6- « Les créatures », collage de rejets de photos, coloration à la main avec aquarelle « Peerless », acétate.

Lori Hazine Poisson – LA VITIRINE – jusqu’en septembre

«La vitrine» présente une trentaine des œuvres de l’artiste. Un univers miniature, coloré qui nous plonge au cœur de l’imaginaire. Les sculptures sont réalisées en bois et pâte de papier, langage de l’économie et de la densité. 

Découvrez le parcours artistique de LORI

Adolescente, elle mêle dans ses cahiers le dessin et l’écriture. Pendant les années 70 et 80, ce sont les collages, sur des supports diversifiés, qui mobilisent son inspiration. Mais c’est en 1988, alors qu’elle réside à la Cité internationale des arts à Paris, que Lori HP empreinte le chemin qu’elle poursuit aujourd’hui : D’abord le dessin, puis la sculpture (bois, mousse de polystyrène, pâte de papier). Diplômée du Conservatoire national supérieur d’art dramatique de Paris (1972), elle signe la conception d’une dizaine de décors pour des pièces de théâtre dont elle assure la mise en scène.  

 1997 – Elle présente ses dessins dans une première exposition solo à la Bibliothèque Saint-Charles de Limoilou,  

Dans les années 2000, à Montréal, elle participe à différentes expositions à la Bibliothèque du Plateau Mont-Royal et du Mile-End, au Centre Gabrielle Roy avec ses sculptures de pâte de papier. 

 2008 – 2016  Ses œuvres sont exposées de façon permanente à la boutique Rubans Boutons…. 

 2012 – 2014 – Elle participe à la Biennale Internationale d’Art Miniature de Ville-Marie http://vimeo.com/99416863 

 2014- 2015 Dans le cadre du programme d’accompagnement du MAI (Montréal Arts Interculturels) elle est commissaire pour l’exposition monumentale La quête du Mystère de Graziella Malagoni dont elle assure l’installation au Bain Mathieu http://vimeo.com/102397583 et à la TOHU https://youtu.be/vYCGYs8p1Sk  

 2016- Elle expose au Centre Culturel Régina Assumpta, en duo avec Graziella Malagoni 

 Elle participe à l’exposition Nulle part ailleurs à la TOHU organisée par DAM et le Musée des Beaux-Arts de Montréal. 

Installée en Estrie depuis 2016, elle participe au Symposium des arts de Danville (2017). Membre de RAVIR on peut voir son travail dans différents lieux : (Poudrière de Winsor, Espace Hortence de St-Camille, Centre des Arts de Richemond, CSSS d’Asbestos). 

Démarche artistique 

 Je suis une artiste multidisciplinaire autodidacte en arts visuels, de formation professionnelle en art dramatique et en arts martiaux. Les liens que je fais entre ces arts distincts m’offrent des référents qui guident ma pratique. Pour moi ces arts se recoupent, se recouvrent, s’interpellent et se renseignent en écho au delà des langages spécifiques et des techniques particulières.

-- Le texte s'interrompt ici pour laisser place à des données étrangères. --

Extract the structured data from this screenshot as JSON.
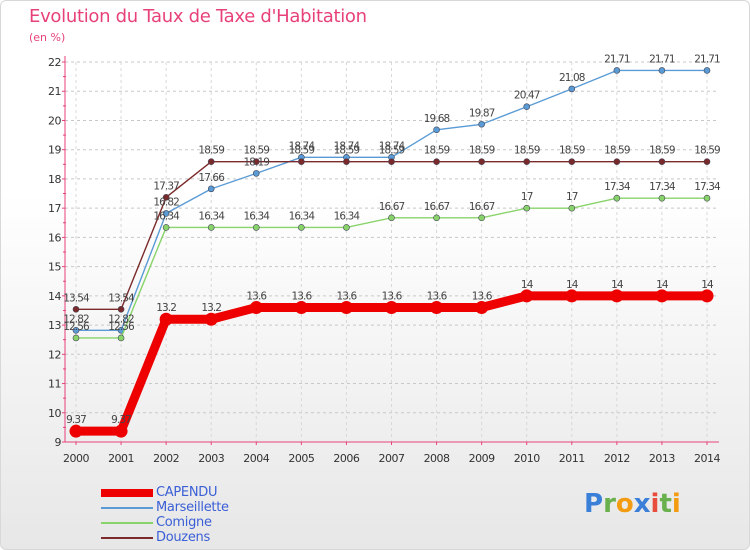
{
  "header": {
    "title": "Evolution du Taux de Taxe d'Habitation",
    "unit_label": "(en %)"
  },
  "chart_data": {
    "type": "line",
    "title": "Evolution du Taux de Taxe d'Habitation",
    "ylabel": "(en %)",
    "xlabel": "",
    "x": [
      "2000",
      "2001",
      "2002",
      "2003",
      "2004",
      "2005",
      "2006",
      "2007",
      "2008",
      "2009",
      "2010",
      "2011",
      "2012",
      "2013",
      "2014"
    ],
    "ylim": [
      9,
      22
    ],
    "yticks": [
      9,
      10,
      11,
      12,
      13,
      14,
      15,
      16,
      17,
      18,
      19,
      20,
      21,
      22
    ],
    "grid": "horizontal-dashed",
    "legend_position": "bottom-left",
    "series": [
      {
        "name": "CAPENDU",
        "color": "#ee0000",
        "values": [
          9.37,
          9.37,
          13.2,
          13.2,
          13.6,
          13.6,
          13.6,
          13.6,
          13.6,
          13.6,
          14,
          14,
          14,
          14,
          14
        ],
        "labels": [
          "9.37",
          "9.37",
          "13.2",
          "13.2",
          "13.6",
          "13.6",
          "13.6",
          "13.6",
          "13.6",
          "13.6",
          "14",
          "14",
          "14",
          "14",
          "14"
        ]
      },
      {
        "name": "Marseillette",
        "color": "#5a9bd5",
        "values": [
          12.82,
          12.82,
          16.82,
          17.66,
          18.19,
          18.74,
          18.74,
          18.74,
          19.68,
          19.87,
          20.47,
          21.08,
          21.71,
          21.71,
          21.71
        ],
        "labels": [
          "12.82",
          "12.82",
          "16.82",
          "17.66",
          "18.19",
          "18.74",
          "18.74",
          "18.74",
          "19.68",
          "19.87",
          "20.47",
          "21.08",
          "21.71",
          "21.71",
          "21.71"
        ]
      },
      {
        "name": "Comigne",
        "color": "#88d46a",
        "values": [
          12.56,
          12.56,
          16.34,
          16.34,
          16.34,
          16.34,
          16.34,
          16.67,
          16.67,
          16.67,
          17,
          17,
          17.34,
          17.34,
          17.34
        ],
        "labels": [
          "12.56",
          "12.56",
          "16.34",
          "16.34",
          "16.34",
          "16.34",
          "16.34",
          "16.67",
          "16.67",
          "16.67",
          "17",
          "17",
          "17.34",
          "17.34",
          "17.34"
        ]
      },
      {
        "name": "Douzens",
        "color": "#7a2a2a",
        "values": [
          13.54,
          13.54,
          17.37,
          18.59,
          18.59,
          18.59,
          18.59,
          18.59,
          18.59,
          18.59,
          18.59,
          18.59,
          18.59,
          18.59,
          18.59
        ],
        "labels": [
          "13.54",
          "13.54",
          "17.37",
          "18.59",
          "18.59",
          "18.59",
          "18.59",
          "18.59",
          "18.59",
          "18.59",
          "18.59",
          "18.59",
          "18.59",
          "18.59",
          "18.59"
        ]
      }
    ]
  },
  "logo": {
    "parts": [
      {
        "text": "P",
        "color": "#3a7fd8"
      },
      {
        "text": "r",
        "color": "#6ab04c"
      },
      {
        "text": "o",
        "color": "#f39c12"
      },
      {
        "text": "x",
        "color": "#3a7fd8"
      },
      {
        "text": "i",
        "color": "#e74c3c"
      },
      {
        "text": "t",
        "color": "#6ab04c"
      },
      {
        "text": "i",
        "color": "#f39c12"
      }
    ]
  }
}
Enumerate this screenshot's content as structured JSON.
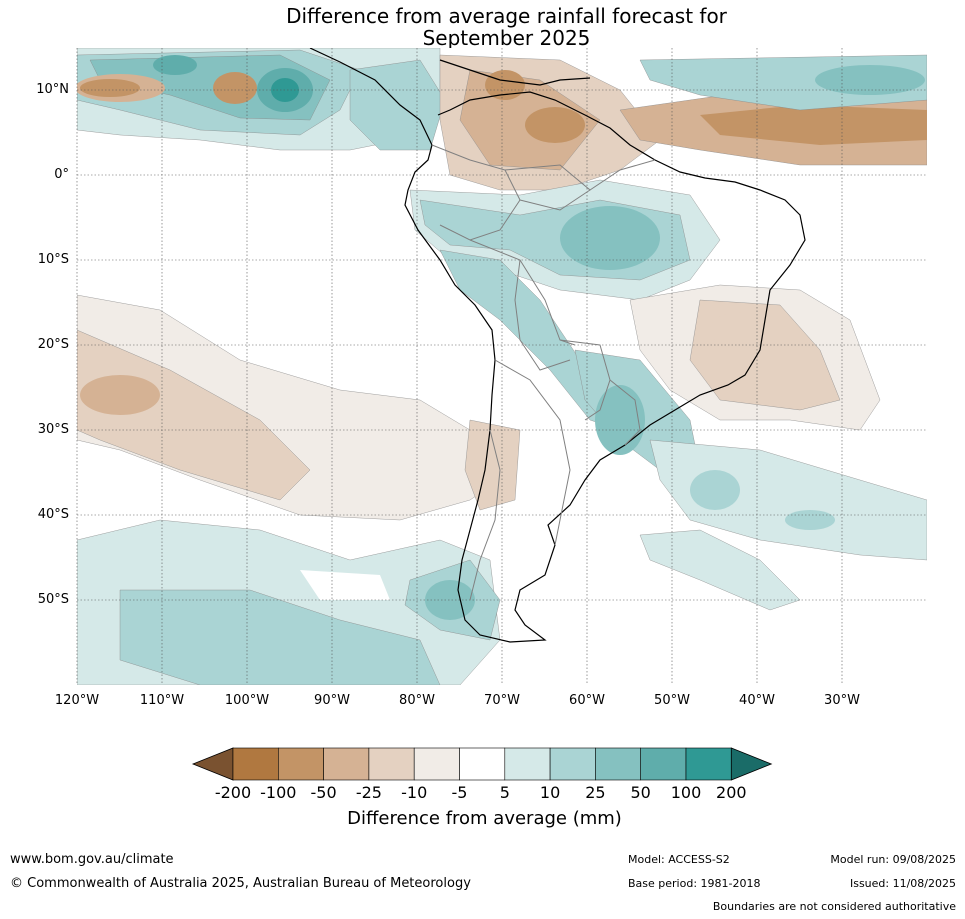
{
  "title_line1": "Difference from average rainfall forecast for",
  "title_line2": "September 2025",
  "map": {
    "lat_labels": [
      "10°N",
      "0°",
      "10°S",
      "20°S",
      "30°S",
      "40°S",
      "50°S"
    ],
    "lon_labels": [
      "120°W",
      "110°W",
      "100°W",
      "90°W",
      "80°W",
      "70°W",
      "60°W",
      "50°W",
      "40°W",
      "30°W"
    ],
    "extent": {
      "lon_min": -120,
      "lon_max": -20,
      "lat_min": -60,
      "lat_max": 15
    },
    "region": "South America",
    "gridlines": true
  },
  "colorbar": {
    "ticks": [
      "-200",
      "-100",
      "-50",
      "-25",
      "-10",
      "-5",
      "5",
      "10",
      "25",
      "50",
      "100",
      "200"
    ],
    "colors": [
      "#7a5230",
      "#b07840",
      "#c39466",
      "#d5b294",
      "#e4d1c1",
      "#f1ece7",
      "#ffffff",
      "#d5e9e8",
      "#aad4d4",
      "#85c1c0",
      "#5fadab",
      "#2f9994",
      "#1a6c68"
    ],
    "label": "Difference from average (mm)"
  },
  "footer": {
    "url": "www.bom.gov.au/climate",
    "copyright": "© Commonwealth of Australia 2025, Australian Bureau of Meteorology",
    "model": "Model: ACCESS-S2",
    "base_period": "Base period: 1981-2018",
    "model_run": "Model run: 09/08/2025",
    "issued": "Issued: 11/08/2025",
    "disclaimer": "Boundaries are not considered authoritative"
  }
}
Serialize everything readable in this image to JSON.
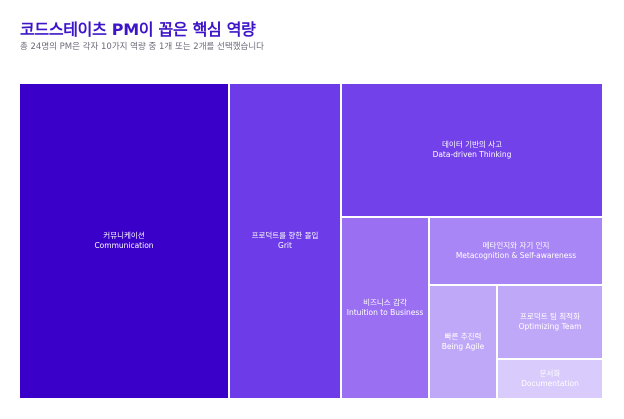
{
  "title": "코드스테이츠 PM이 꼽은 핵심 역량",
  "subtitle": "총 24명의 PM은 각자 10가지 역량 중 1개 또는 2개를 선택했습니다",
  "chart_data": {
    "type": "treemap",
    "title": "코드스테이츠 PM이 꼽은 핵심 역량",
    "subtitle": "총 24명의 PM은 각자 10가지 역량 중 1개 또는 2개를 선택했습니다",
    "items": [
      {
        "label_ko": "커뮤니케이션",
        "label_en": "Communication",
        "color": "#3a00c9",
        "text_color": "#ffffff"
      },
      {
        "label_ko": "프로덕트를 향한 몰입",
        "label_en": "Grit",
        "color": "#6d3be8",
        "text_color": "#ffffff"
      },
      {
        "label_ko": "데이터 기반의 사고",
        "label_en": "Data-driven Thinking",
        "color": "#7341ea",
        "text_color": "#ffffff"
      },
      {
        "label_ko": "비즈니스 감각",
        "label_en": "Intuition to Business",
        "color": "#9b6ff2",
        "text_color": "#ffffff"
      },
      {
        "label_ko": "메타인지와 자기 인지",
        "label_en": "Metacognition & Self-awareness",
        "color": "#a986f5",
        "text_color": "#ffffff"
      },
      {
        "label_ko": "빠른 추진력",
        "label_en": "Being Agile",
        "color": "#c0a8f9",
        "text_color": "#ffffff"
      },
      {
        "label_ko": "프로덕트 팀 최적화",
        "label_en": "Optimizing Team",
        "color": "#c0a8f9",
        "text_color": "#ffffff"
      },
      {
        "label_ko": "문서화",
        "label_en": "Documentation",
        "color": "#d9cbfc",
        "text_color": "#ffffff"
      }
    ]
  }
}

 Je crée parce que j’éprouve le besoin d’exprimer ce qui me traverse et m’anime. En suivant authentiquement ma propre voie je mets en place une méthode de travail et j’explore des thèmes particuliers qui se révèlent comme persistants. À la recherche du geste organique pour partager mon expérience d’être au monde, je mets en œuvre la présence, la patience et la minutie. 

 Les raisons du choix de la miniature et du papier ont été à la fois ordinaires : le manque de ressources, pratiques : l’encombrement de l’espace et morales : allégement de l’empreinte environnementale. Pourtant, elles ne furent jamais perçues comme des limites à transcender, mais comme des balises qui canalisaient le flux créateur et l’entraînaient dans le courant authentique et singulier du plaisir.

 Aujourd’hui j’aime la miniature parce qu’elle mobilise mon énergie en un point focal minimal, un micro trou noir qui ouvre sur un champ infini, expérience éminemment méditative. Pour ce qui est du papier c’est son aspect paradoxal qui me stimule, fragile et robuste, docile et rebelle, à l’échelle miniature sa maitrise se situe entre jeu et combat.